Working with Chris Peterson, Seligman’s coauthor on Character Strengths and Virtues, Duckworth developed a test to measure grit, which she called the Grit Scale. It is a deceptively simple test, just twelve brief statements on which respondents must evaluate themselves, including “New ideas and projects sometimes distract me from previous ones”; “Setbacks don’t discourage me”; “I am a hard worker”; and “I finish whatever I begin.”
For each statement, respondents score themselves on a five-point scale, ranging from 5, “very much like me,” to 1, “not like me at all.” The test takes about three minutes to complete, and it relies entirely on self-report—and yet when Duckworth and Peterson took it out into the field, they found it was remarkably predictive of success. Grit, Duckworth discovered, is only faintly related to IQ—there are smart gritty people and dumb gritty people—but at Penn, high grit scores allowed students who had entered college with relatively low college-board scores to nonetheless achieve high GPAs. At the National Spelling Bee, Duckworth found that children with high grit scores were more likely to survive to the later rounds. Most remarkable, Duckworth and Peterson gave their grit test to more than twelve hundred freshman cadets as they entered the military academy at West Point and embarked on the grueling summer training course known as Beast Barracks.

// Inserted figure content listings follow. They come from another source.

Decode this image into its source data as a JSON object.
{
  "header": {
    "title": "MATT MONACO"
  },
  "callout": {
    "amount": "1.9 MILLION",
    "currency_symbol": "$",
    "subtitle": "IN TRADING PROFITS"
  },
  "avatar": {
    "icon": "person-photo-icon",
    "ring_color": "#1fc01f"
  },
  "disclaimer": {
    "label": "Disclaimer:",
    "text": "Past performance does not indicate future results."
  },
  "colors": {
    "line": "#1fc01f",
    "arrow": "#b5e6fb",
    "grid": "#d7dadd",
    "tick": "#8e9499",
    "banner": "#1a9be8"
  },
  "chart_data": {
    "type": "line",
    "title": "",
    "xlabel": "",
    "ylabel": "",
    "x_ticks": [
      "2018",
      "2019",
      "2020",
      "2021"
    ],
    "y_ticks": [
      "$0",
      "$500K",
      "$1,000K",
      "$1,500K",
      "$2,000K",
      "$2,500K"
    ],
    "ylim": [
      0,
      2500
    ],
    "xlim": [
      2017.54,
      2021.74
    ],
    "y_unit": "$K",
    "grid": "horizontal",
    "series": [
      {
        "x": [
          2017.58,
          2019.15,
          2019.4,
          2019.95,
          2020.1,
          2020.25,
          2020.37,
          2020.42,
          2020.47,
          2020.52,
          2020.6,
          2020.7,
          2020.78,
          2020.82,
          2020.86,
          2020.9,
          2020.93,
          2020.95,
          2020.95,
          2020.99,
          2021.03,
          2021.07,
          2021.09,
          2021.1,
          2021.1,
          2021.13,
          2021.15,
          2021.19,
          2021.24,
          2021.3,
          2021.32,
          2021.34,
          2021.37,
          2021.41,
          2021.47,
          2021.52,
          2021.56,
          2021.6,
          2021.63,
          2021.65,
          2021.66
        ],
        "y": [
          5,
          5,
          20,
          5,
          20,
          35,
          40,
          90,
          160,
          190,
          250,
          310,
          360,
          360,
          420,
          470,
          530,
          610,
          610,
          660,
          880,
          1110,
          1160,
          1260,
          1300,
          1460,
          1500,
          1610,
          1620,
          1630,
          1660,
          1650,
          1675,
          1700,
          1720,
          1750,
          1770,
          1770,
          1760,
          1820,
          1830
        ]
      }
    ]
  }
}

The military has developed its own complex evaluation, called the whole candidate score, to judge incoming cadets and predict which of them will survive the demands of West Point; it includes academic grades, a gauge of physical fitness, and a leadership potential score. But the more accurate predictor of which cadets persisted in Beast Barracks and which ones dropped out turned out to be Duckworth’s simple little twelve-item grit questionnaire.